Кто ж в России не знает Пигаль. Впрочем, некому мне было подсказать, что красные фонари давно перенесли на Сен-Дени, так что, заглянув в один-другой секс-шоп, я все удивлялся, — где же, собственно, девочки. Заменяли их унылые порно-кинотеатры, в один из которых я заглянул. В фильме один малый имел сразу двух блондинок, причем сначала пользовал одну в зад, а потом другой кончал в рот. Пахло черным людом и негритянской спермой. Какой-то смуглый паренек уселся рядом и, я почувствовал, уже приноровился было полезть мне в ширинку. Я вышел на свежий воздух и тут же уткнулся в афишу заведения, предлагавшего «живую любовь». Не было и двенадцати, но дверь оказалась распахнута. Все лучше, чем изношенная кинопленка. К тому ж цена была весьма умеренная — сорок франков. Не сумев пересилить любопытство, я вошел.
В заведении, конечно, было пусто.
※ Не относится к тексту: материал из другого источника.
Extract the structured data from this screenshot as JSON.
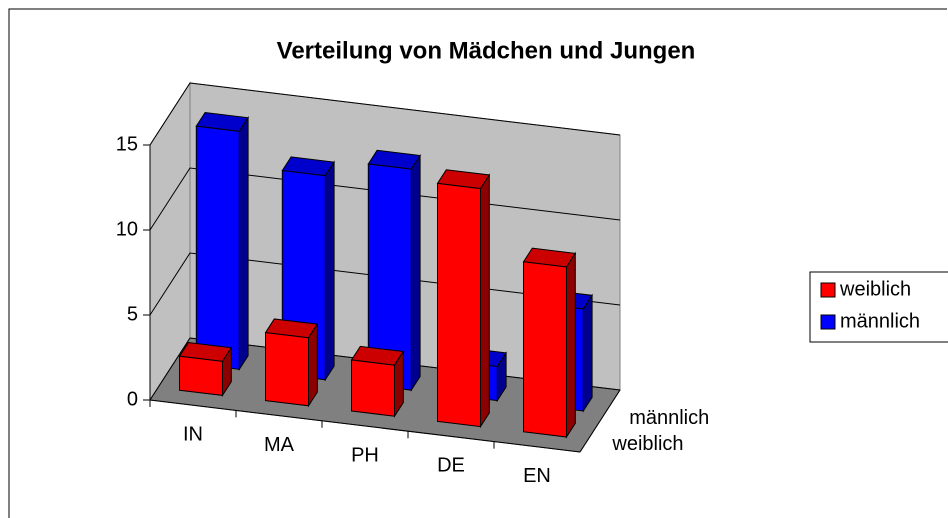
{
  "chart_data": {
    "type": "bar",
    "title": "Verteilung von Mädchen und Jungen",
    "categories": [
      "IN",
      "MA",
      "PH",
      "DE",
      "EN"
    ],
    "series": [
      {
        "name": "weiblich",
        "color": "#ff0000",
        "values": [
          2,
          4,
          3,
          14,
          10
        ]
      },
      {
        "name": "männlich",
        "color": "#0000ff",
        "values": [
          14,
          12,
          13,
          2,
          6
        ]
      }
    ],
    "ylim": [
      0,
      15
    ],
    "yticks": [
      0,
      5,
      10,
      15
    ],
    "grid": true,
    "legend": "right"
  }
}
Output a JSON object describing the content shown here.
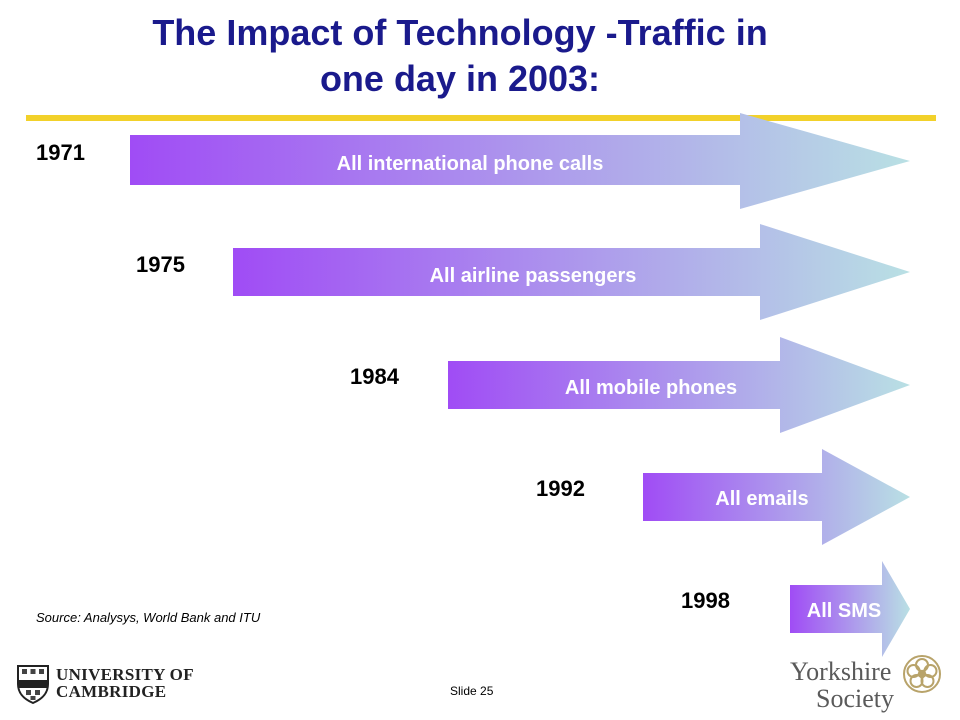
{
  "title": {
    "line1": "The Impact of Technology -Traffic in",
    "line2": "one day in 2003:"
  },
  "colors": {
    "title": "#1a1a8c",
    "rule": "#f2d12a",
    "arrow_start": "#a04cf5",
    "arrow_end": "#b9e0e4"
  },
  "timeline": [
    {
      "year": "1971",
      "label": "All international phone calls"
    },
    {
      "year": "1975",
      "label": "All airline passengers"
    },
    {
      "year": "1984",
      "label": "All mobile phones"
    },
    {
      "year": "1992",
      "label": "All emails"
    },
    {
      "year": "1998",
      "label": "All SMS"
    }
  ],
  "source": "Source: Analysys, World Bank and ITU",
  "slide_number": "Slide 25",
  "logos": {
    "cambridge": {
      "line1": "UNIVERSITY OF",
      "line2": "CAMBRIDGE"
    },
    "yorkshire": {
      "line1": "Yorkshire",
      "line2": "Society"
    }
  }
}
Хозяин, атлетический красавец- блондин арийской внешности, говоривший по-английски, обворожительно улыбнулся и пригласил меня в следующее помещение. Он усадил меня за столик в углу, тут же обнаружилась и дама — негритянка лет двадцати пяти, тонкая как бамбук, с довольно правильными на европейский взгляд чертами, хоть и с большой нижней губой, вывернутой так, что видна была сподка цвета лососины. Она присела рядом и заговорила со мной по-свойски, будто мы были много лет соседями по лестничной площадке. Она спросила кто я, чем занимаюсь, когда услышала, что я — рашн артист, мило щебетнула вау. Я в свою очередь вежливо поинтересовался ее происхождением и семейным положением, она, улыбаясь и сверкая коричневыми глазками, объяснила, что родилась в Камеруне, а в Льеже у нее муж-француз и маленькая дочка, и что она навещает их по выходным. Впрочем, я уж засунул руку ей под юбку, под которой, разумеется, не нашел трусов, и пощекотал указательным пальцем ее сфинктер. Она предложила выпить шампанского, которое тут же появилось, и поинтересовалась, чего бы мне хотелось. Поглядев на ее губы, я сказал, что хотел бы ее рот. Нет ничего проще, заверила она меня, только предложила для начала уладить материальные вопросы с хозяином. Тут-то и поджидала меня мина: ариец объяснил мне, что я уже, еще до похода в камерунский кабинет, задолжал заведению четыре тысячи. Это за бутылку дрянного шипучего пойла и за то, что пощупал негритянскую задницу. Я хотел было возмутиться, но из-за драпировок вышли двое арабов приземистого вида, один при этом шмыгал носом, и оба таращили непроницаемые, как пустыня, глаза бедуинов. Я вывернул карманы — с собой у меня было чуть больше трех тысяч, и немец забрал все до сантима, даже мелочь, но благородно оставил карточку для проезда в метро. Несколько потрясенный происшедшим я выкатился на улицу и побрел куда глаза глядят, находя, впрочем, приключение пикантным и поучительным, было жаль лишь, что придется проститься с мыслью купить в Париже приличное пальто. Впрочем, я смог-таки обмануть алчного тевтона и сохранил две тысячи в заднем кармане брюк: по какому-то наитию я предусмотрительно отделил их и не положил в портмоне. Вскоре я почувствовал, что иду отчего-то вверх и, сверившись с планом, сообразил, что взбираюсь на холм Монмартра.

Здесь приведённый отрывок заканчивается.